🤖 AI Summary
To address the energy-efficiency bottleneck of neural networks—particularly large language models—under FP8 low-precision computation, this work proposes and implements the first FPGA-accelerated, low-power approximate FP8 multiplier. Methodologically, it employs the L-Mul algorithm—a linear-complexity approximate multiplication scheme—and innovatively maps it onto Xilinx UltraScale+ FPGAs by leveraging dynamically reconfigurable LUTs and carry-chain primitives, thereby avoiding the area and power overheads inherent in conventional exact multipliers.
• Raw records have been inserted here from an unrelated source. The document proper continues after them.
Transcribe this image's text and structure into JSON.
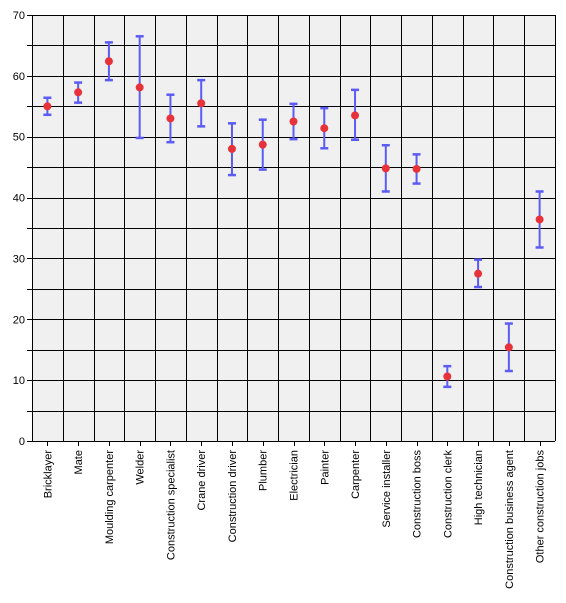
{
  "chart_data": {
    "type": "errorbar",
    "title": "",
    "xlabel": "",
    "ylabel": "",
    "ylim": [
      0,
      70
    ],
    "yticks": [
      0,
      10,
      20,
      30,
      40,
      50,
      60,
      70
    ],
    "grid": true,
    "categories": [
      "Bricklayer",
      "Mate",
      "Moulding carpenter",
      "Welder",
      "Construction specialist",
      "Crane driver",
      "Construction driver",
      "Plumber",
      "Electrician",
      "Painter",
      "Carpenter",
      "Service installer",
      "Construction boss",
      "Construction clerk",
      "High technician",
      "Construction business agent",
      "Other construction jobs"
    ],
    "series": [
      {
        "mean": [
          55.0,
          57.3,
          62.4,
          58.1,
          53.0,
          55.5,
          48.0,
          48.7,
          52.5,
          51.4,
          53.5,
          44.8,
          44.7,
          10.6,
          27.5,
          15.4,
          36.4
        ],
        "lower": [
          53.6,
          55.6,
          59.3,
          49.8,
          49.1,
          51.7,
          43.7,
          44.6,
          49.6,
          48.1,
          49.5,
          41.0,
          42.3,
          8.9,
          25.3,
          11.5,
          31.8
        ],
        "upper": [
          56.4,
          58.9,
          65.5,
          66.5,
          56.9,
          59.3,
          52.2,
          52.8,
          55.4,
          54.7,
          57.7,
          48.6,
          47.1,
          12.3,
          29.8,
          19.3,
          41.0
        ]
      }
    ],
    "colors": {
      "point": "#e8323a",
      "errorbar": "#5b5bf5",
      "plot_bg": "#f0f0f0",
      "grid": "#000000"
    }
  }
}
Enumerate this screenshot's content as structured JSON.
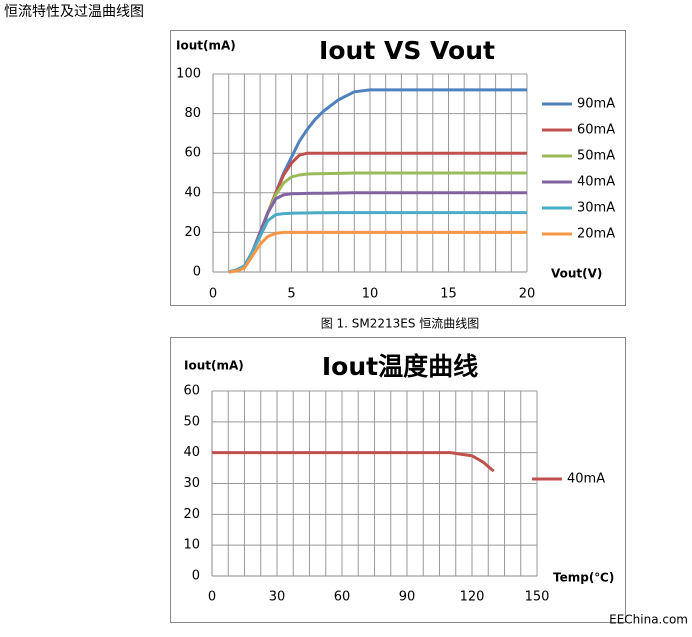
{
  "heading": "恒流特性及过温曲线图",
  "caption": "图 1. SM2213ES 恒流曲线图",
  "watermark": "EEChina.com",
  "chart_data": [
    {
      "type": "line",
      "title": "Iout VS Vout",
      "y_label": "Iout(mA)",
      "x_label": "Vout(V)",
      "xlim": [
        0,
        20
      ],
      "xticks": [
        0,
        5,
        10,
        15,
        20
      ],
      "x_minor_ticks": [
        1,
        2,
        3,
        4,
        6,
        7,
        8,
        9,
        11,
        12,
        13,
        14,
        16,
        17,
        18,
        19
      ],
      "ylim": [
        0,
        100
      ],
      "yticks": [
        0,
        20,
        40,
        60,
        80,
        100
      ],
      "grid": true,
      "legend": "right",
      "x": [
        1,
        1.5,
        2,
        2.5,
        3,
        3.5,
        4,
        4.5,
        5,
        5.5,
        6,
        6.5,
        7,
        8,
        9,
        10,
        12,
        14,
        16,
        18,
        20
      ],
      "series": [
        {
          "name": "90mA",
          "color": "#4f81bd",
          "values": [
            0,
            1,
            3,
            10,
            20,
            30,
            40,
            50,
            58,
            66,
            72,
            77,
            81,
            87,
            91,
            92,
            92,
            92,
            92,
            92,
            92
          ]
        },
        {
          "name": "60mA",
          "color": "#c0504d",
          "values": [
            0,
            1,
            3,
            10,
            20,
            30,
            40,
            49,
            55,
            59,
            60,
            60,
            60,
            60,
            60,
            60,
            60,
            60,
            60,
            60,
            60
          ]
        },
        {
          "name": "50mA",
          "color": "#9bbb59",
          "values": [
            0,
            1,
            3,
            10,
            20,
            30,
            39,
            45,
            48,
            49,
            49.5,
            49.6,
            49.7,
            49.8,
            50,
            50,
            50,
            50,
            50,
            50,
            50
          ]
        },
        {
          "name": "40mA",
          "color": "#8064a2",
          "values": [
            0,
            1,
            3,
            10,
            20,
            30,
            37,
            39,
            39.5,
            39.6,
            39.7,
            39.8,
            39.8,
            39.9,
            40,
            40,
            40,
            40,
            40,
            40,
            40
          ]
        },
        {
          "name": "30mA",
          "color": "#4bacc6",
          "values": [
            0,
            1,
            3,
            10,
            18,
            26,
            29,
            29.5,
            29.7,
            29.8,
            29.8,
            29.9,
            29.9,
            30,
            30,
            30,
            30,
            30,
            30,
            30,
            30
          ]
        },
        {
          "name": "20mA",
          "color": "#f79646",
          "values": [
            0,
            0.5,
            2,
            8,
            14,
            18,
            19.5,
            20,
            20,
            20,
            20,
            20,
            20,
            20,
            20,
            20,
            20,
            20,
            20,
            20,
            20
          ]
        }
      ]
    },
    {
      "type": "line",
      "title": "Iout温度曲线",
      "y_label": "Iout(mA)",
      "x_label": "Temp(℃)",
      "xlim": [
        0,
        150
      ],
      "xticks": [
        0,
        30,
        60,
        90,
        120,
        150
      ],
      "x_minor_ticks": [
        7.5,
        15,
        22.5,
        37.5,
        45,
        52.5,
        67.5,
        75,
        82.5,
        97.5,
        105,
        112.5,
        127.5,
        135,
        142.5
      ],
      "ylim": [
        0,
        60
      ],
      "yticks": [
        0,
        10,
        20,
        30,
        40,
        50,
        60
      ],
      "grid": true,
      "legend": "right",
      "x": [
        0,
        20,
        40,
        60,
        80,
        100,
        110,
        115,
        120,
        125,
        130
      ],
      "series": [
        {
          "name": "40mA",
          "color": "#c0504d",
          "values": [
            40,
            40,
            40,
            40,
            40,
            40,
            40,
            39.5,
            39,
            37,
            34
          ]
        }
      ]
    }
  ]
}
Experimental evaluation demonstrates that the design reduces multiplier energy consumption by over 40% on average and cuts area usage by approximately 60%, while preserving >99% Top-1 accuracy across multiple neural network inference tasks. This work establishes a novel, hardware-deployable paradigm for energy-efficient approximate computing in FP8 accelerators.
📝 Abstract
Multiplication is a core operation in modern neural network (NN) computations, contributing significantly to energy consumption. The linear-complexity multiplication (L-Mul) algorithm is specifically proposed as an approximate multiplication method for emerging NN models, such as large language model (LLM), to reduce the energy consumption and computational complexity of multiplications. However, hardware implementation designs for L-Mul have not yet been reported. Additionally, 8-bit floating-point (FP8), as an emerging data format, offers a better dynamic range compared to traditional 8-bit integer (INT8), making it increasingly popular and widely adopted in NN computations. This paper thus presents a power-efficient FPGAbased hardware implementation (approximate FP8 multiplier) for L-Mul. The core computation is implemented using the dynamic reconfigurable lookup tables and carry chains primitives available in AMD Xilinx UltraScale/UltraScale+ technology. The accuracy and resource utilization of the approximate multiplier are evaluated and analyzed. Furthermore, the FP8 approximate multiplier is deployed in the inference phase of representative NN models to validate its effectiveness.